Extended Phase 1 Habitat Surveys
Extended Phase 1 habitat survey is an industry standard, and is the basic starting point for most Ecological Impact Assessments (EcIA) and Preliminary Ecological Appraisals (PEAs). jh ecology has carried out numerous Extended Phase 1 habitat surveys across a wide range of habitat types throughout the UK. We work extensively across core areas of the South-west including: Cornwall, Devon, Dorset, Gloucestershire, Somerset and Wiltshire; the South-east including: Berkshire, Buckinghamshire, Hampshire, London, Oxfordshire, Surrey and Sussex; and the Midlands including: Birmingham, Herefordshire, Leicestershire, Warwickshire and Worcestershire.
Extended Phase 1 habitat survey involves a site survey, comprising a Phase 1 habitat survey following the methodology outlined in the ‘Handbook for Phase 1 Habitat Survey: A technique for environmental audit’, which provides information on the condition of the habitats present on a site. The survey is ‘Extended’ to assess the suitability and availability of habitats for protected species. A desk study is often carried out in conjunction with an Extended Phase 1 habitat survey to collect existing ecological information on protected or notable habitats and species that may potentially be affected by a project. The results of the desk study and Extended Phase 1 habitat survey may highlight the need to complete further protected species surveys to fully inform planning applications. Please refer to our Ecological Survey Calendar for seasonal constraints to undertaking the various protected species surveys.
We also have the expertise to carry out more detailed botanical survey work including National Vegetation Classification and Hedgerow surveys. This allows jh ecology to provide clients with high quality survey results coupled with appropriate evaluation and assessment.
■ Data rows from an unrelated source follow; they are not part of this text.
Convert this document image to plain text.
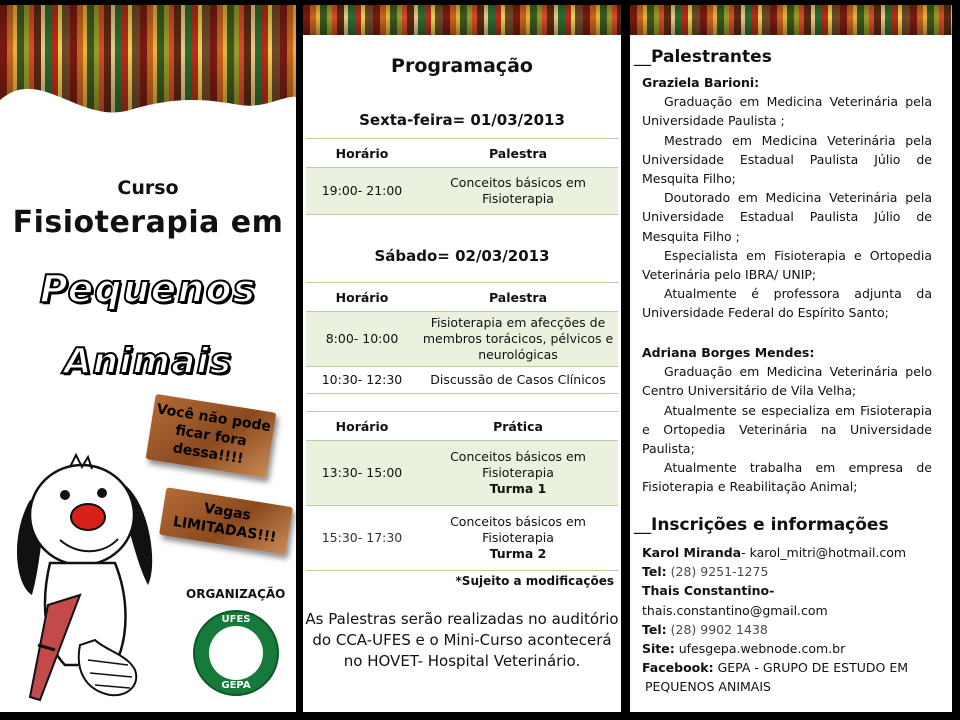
Curso
Fisioterapia em
Pequenos
Animais
Você não pode ficar fora dessa!!!!
Vagas LIMITADAS!!!
ORGANIZAÇÃO
UFES
GEPA
Programação
Sexta-feira= 01/03/2013
Horário	Palestra
19:00- 21:00	Conceitos básicos em Fisioterapia
Sábado= 02/03/2013
Horário	Palestra
8:00- 10:00	Fisioterapia em afecções de membros torácicos, pélvicos e neurológicas
10:30- 12:30	Discussão de Casos Clínicos
Horário	Prática
13:30- 15:00	Conceitos básicos em Fisioterapia
Turma 1

15:30- 17:30	Conceitos básicos em Fisioterapia
Turma 2
*Sujeito a modificações
As Palestras serão realizadas no auditório do CCA-UFES e o Mini-Curso acontecerá no HOVET- Hospital Veterinário.
__Palestrantes

Graziela Barioni:

Graduação em Medicina Veterinária pela Universidade Paulista ;

Mestrado em Medicina Veterinária pela Universidade Estadual Paulista Júlio de Mesquita Filho;

Doutorado em Medicina Veterinária pela Universidade Estadual Paulista Júlio de Mesquita Filho ;

Especialista em Fisioterapia e Ortopedia Veterinária pelo IBRA/ UNIP;

Atualmente é professora adjunta da Universidade Federal do Espírito Santo;

Adriana Borges Mendes:

Graduação em Medicina Veterinária pelo Centro Universitário de Vila Velha;

Atualmente se especializa em Fisioterapia e Ortopedia Veterinária na Universidade Paulista;

Atualmente trabalha em empresa de Fisioterapia e Reabilitação Animal;

__Inscrições e informações
Karol Miranda- karol_mitri@hotmail.com
Tel: (28) 9251-1275
Thais Constantino-
thais.constantino@gmail.com
Tel: (28) 9902 1438
Site: ufesgepa.webnode.com.br
Facebook: GEPA - GRUPO DE ESTUDO EM
PEQUENOS ANIMAIS
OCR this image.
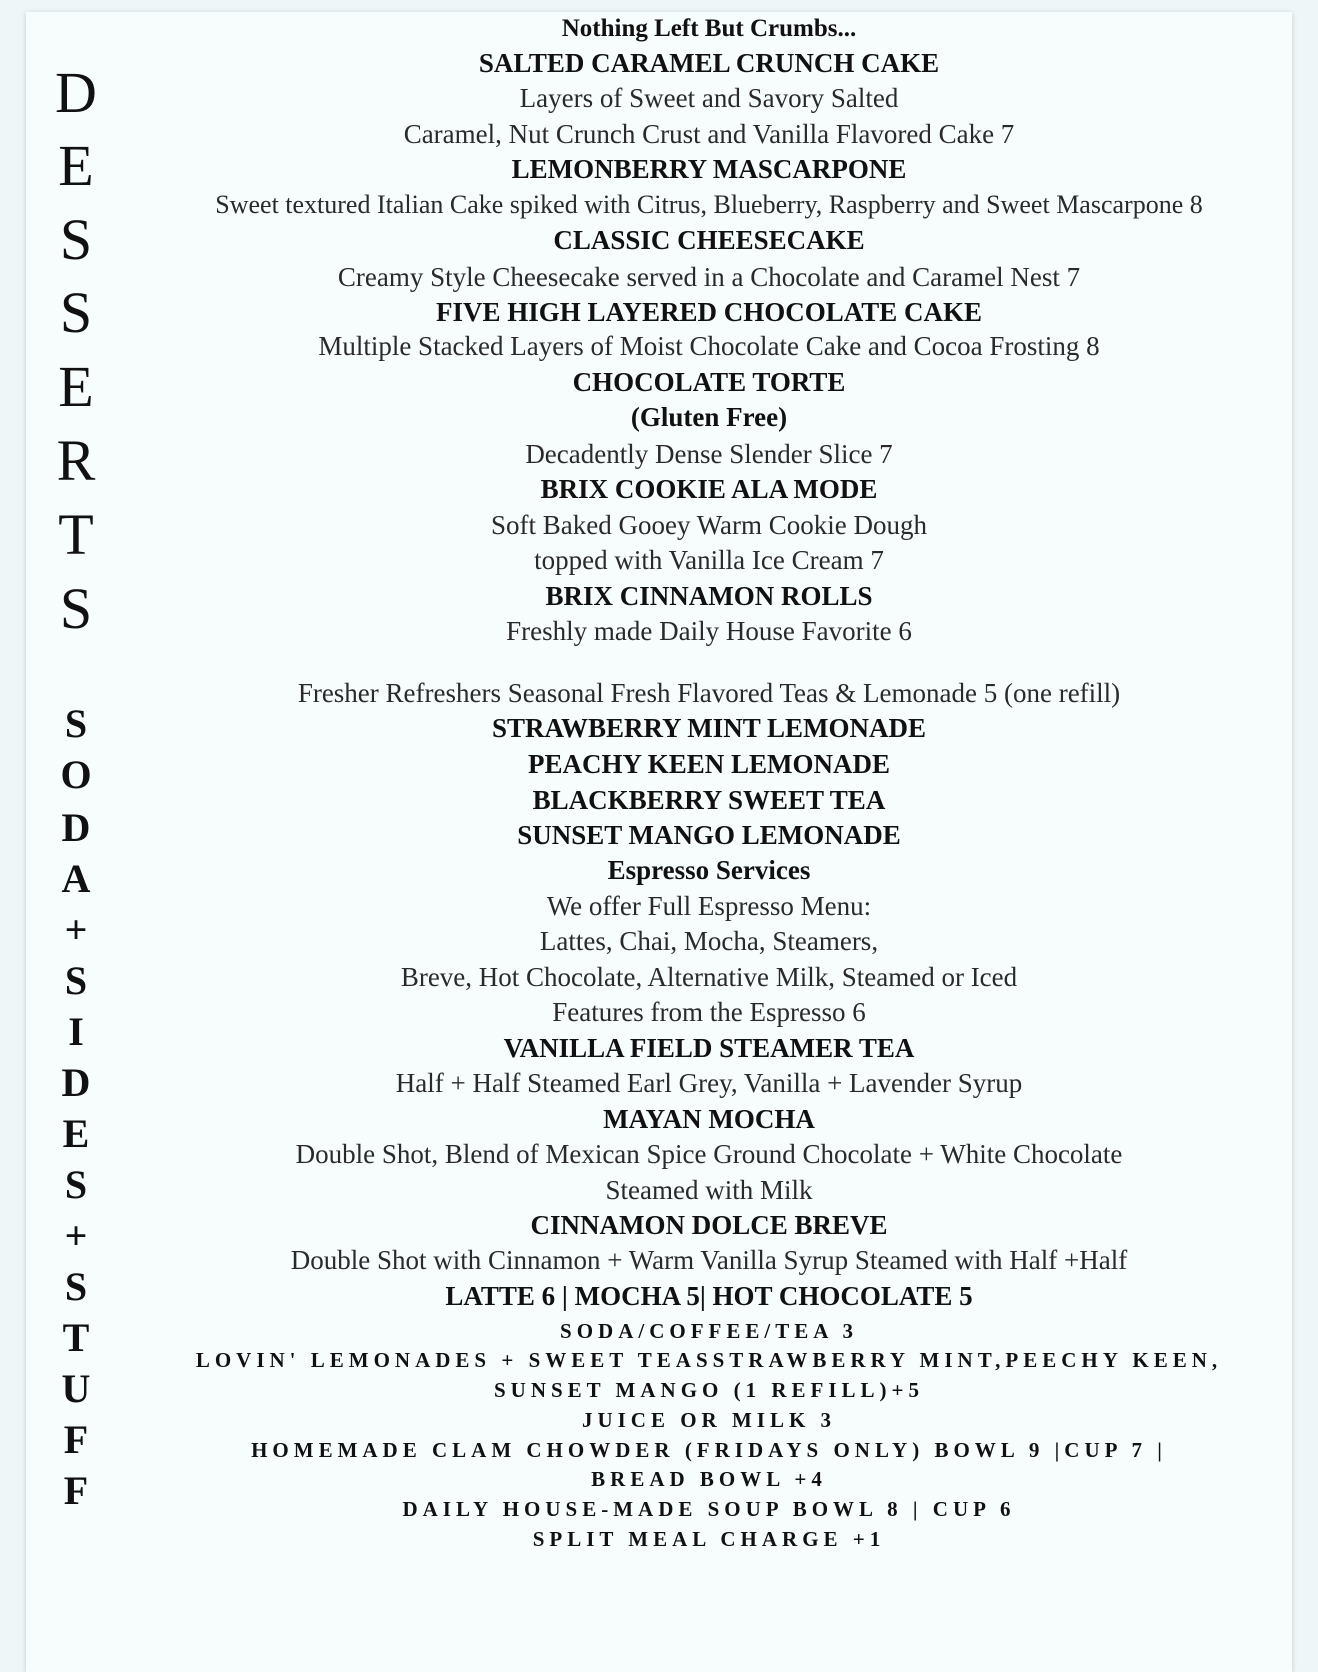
D
E
S
S
E
R
T
S
S
O
D
A
+
S
I
D
E
S
+
S
T
U
F
F
Nothing Left But Crumbs...
SALTED CARAMEL CRUNCH CAKE
Layers of Sweet and Savory Salted
Caramel, Nut Crunch Crust and Vanilla Flavored Cake 7
LEMONBERRY MASCARPONE
Sweet textured Italian Cake spiked with Citrus, Blueberry, Raspberry and Sweet Mascarpone 8
CLASSIC CHEESECAKE
Creamy Style Cheesecake served in a Chocolate and Caramel Nest 7
FIVE HIGH LAYERED CHOCOLATE CAKE
Multiple Stacked Layers of Moist Chocolate Cake and Cocoa Frosting 8
CHOCOLATE TORTE
(Gluten Free)
Decadently Dense Slender Slice 7
BRIX COOKIE ALA MODE
Soft Baked Gooey Warm Cookie Dough
topped with Vanilla Ice Cream 7
BRIX CINNAMON ROLLS
Freshly made Daily House Favorite 6
Fresher Refreshers Seasonal Fresh Flavored Teas & Lemonade 5 (one refill)
STRAWBERRY MINT LEMONADE
PEACHY KEEN LEMONADE
BLACKBERRY SWEET TEA
SUNSET MANGO LEMONADE
Espresso Services
We offer Full Espresso Menu:
Lattes, Chai, Mocha, Steamers,
Breve, Hot Chocolate, Alternative Milk, Steamed or Iced
Features from the Espresso 6
VANILLA FIELD STEAMER TEA
Half + Half Steamed Earl Grey, Vanilla + Lavender Syrup
MAYAN MOCHA
Double Shot, Blend of Mexican Spice Ground Chocolate + White Chocolate
Steamed with Milk
CINNAMON DOLCE BREVE
Double Shot with Cinnamon + Warm Vanilla Syrup Steamed with Half +Half
LATTE 6 | MOCHA 5| HOT CHOCOLATE 5
SODA/COFFEE/TEA 3
LOVIN' LEMONADES + SWEET TEASSTRAWBERRY MINT,PEECHY KEEN,
SUNSET MANGO (1 REFILL)+5
JUICE OR MILK 3
HOMEMADE CLAM CHOWDER (FRIDAYS ONLY) BOWL 9 |CUP 7 |
BREAD BOWL +4
DAILY HOUSE-MADE SOUP BOWL 8 | CUP 6
SPLIT MEAL CHARGE +1
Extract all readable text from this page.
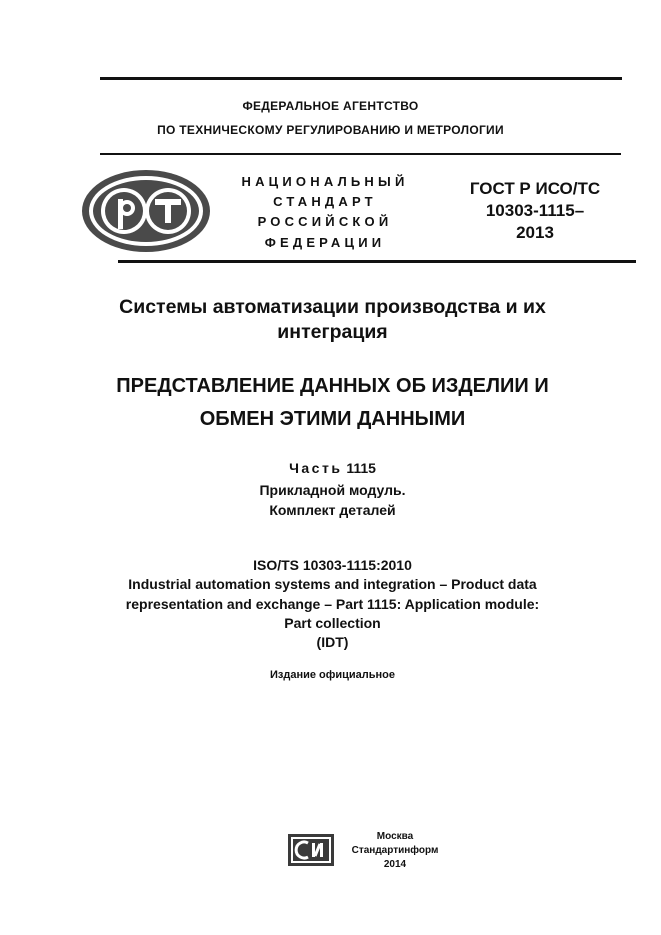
ФЕДЕРАЛЬНОЕ АГЕНТСТВО
ПО ТЕХНИЧЕСКОМУ РЕГУЛИРОВАНИЮ И МЕТРОЛОГИИ
НАЦИОНАЛЬНЫЙ
СТАНДАРТ
РОССИЙСКОЙ
ФЕДЕРАЦИИ
ГОСТ Р ИСО/ТС
10303-1115–
2013
Системы автоматизации производства и их
интеграция
ПРЕДСТАВЛЕНИЕ ДАННЫХ ОБ ИЗДЕЛИИ И
ОБМЕН ЭТИМИ ДАННЫМИ
Часть 1115
Прикладной модуль.
Комплект деталей
ISO/TS 10303-1115:2010
Industrial automation systems and integration – Product data
representation and exchange – Part 1115: Application module:
Part collection
(IDT)
Издание официальное
Москва
Стандартинформ
2014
Botanical & Hedgerow Surveys
jh ecology has the capability to carry out a variety of botanical surveys; details of specific surveys that may be required are provided below.
National Vegetation Classification (NVC) Surveys
The National Vegetation Classification (NVC) survey is a comprehensive and systematic classification and standardised description of British plant communities. It provides additional detail to the broader-scale Phase 1 habitat survey and is the standard methodology used to assess the character and nature conservation value of plant communities.
NVC surveys are typically carried out at sites where a Phase 1 habitat survey has identified habitats of higher conservation value and / or legally protected / notable plant species. The results of NVC surveys are informed by quadrat data collected in the field, and will generally include plant community maps, and descriptions and species composition of plant communities present, as well as an assessment of their conservation value.
The information collected as part of NVC surveys is an important tool in the identification of key areas of plant interest so that these areas may be avoided, and / or subject to targeted translocation as part of development planning and design. The NVC information can also be used as baseline data for future habitat monitoring and / or to inform site management plans.
A hedgerow survey will be required to determine whether any hedgerows on a site are classified as ‘Important Hedgerows’ under The Hedgerows Regulations 1997, and also assess the hedgerows potential to support protected species, such as bats, breeding birds, dormice and great crested newts. Hedgerow surveys collect information about the condition of a hedgerow, the species richness and features present (i.e. age of hedgerow, connectivity to other habitat features and presence of hedgerow trees etc.), allowing an assessment to be made as to whether the hedgerow should be classed as ‘Important’ under the Regulations. As such, it is against the law to remove or destroy certain hedgerows without permission from the local planning authority.
Hedgerows are a valuable wildlife resource and are a Priority habitat under the UK Biodiversity Action Plan (BAP), and therefore identifying those hedgerows that are of particular importance for wildlife, and so particularly worthy of protection within the design of a development project, may be a material consideration when submitting a planning application.
jh ecology can undertake hedgerow assessments in line with the ecological criteria within the Hedgerows Regulations. We can also identify and advise which hedgerows are of particular ecological value, although not classified as ‘Important’ under the Regulations, and should be retained or their loss compensated for within the design of a development project.
Invasive Plant Species Surveys
Invasive species of ‘alien plants’ (also called non-native species) are those that do not originate from the UK. It is mainly humans, for various reasons (i.e. ornamental planting in gardens), that introduced them to the UK. Such alien plants can escape from gardens into our native habitats, where they can rapidly colonise and out-compete our native plant species, posing a threat to our native biodiversity and ecosystems.
Under Section 14(2) of the Wildlife and Countryside Act (WCA) 1981 (as amended) it is illegal to plant or otherwise cause to grow (i.e. spread) in the wild invasive non-native plants. Such plant species for which surveys may be required include: Japanese knotweed (Fallopia japonica), Himalayan balsam (Impatiens glandulifera) and Giant hogweed (Heracleum mantegazzianum). Japanese knotweed is regarded as the most invasive plant in Britain. It can colonise most habitats including grassland and river banks and can grow through walls, tarmac and concrete. Once established these alien species are difficult to control and / or eradicate.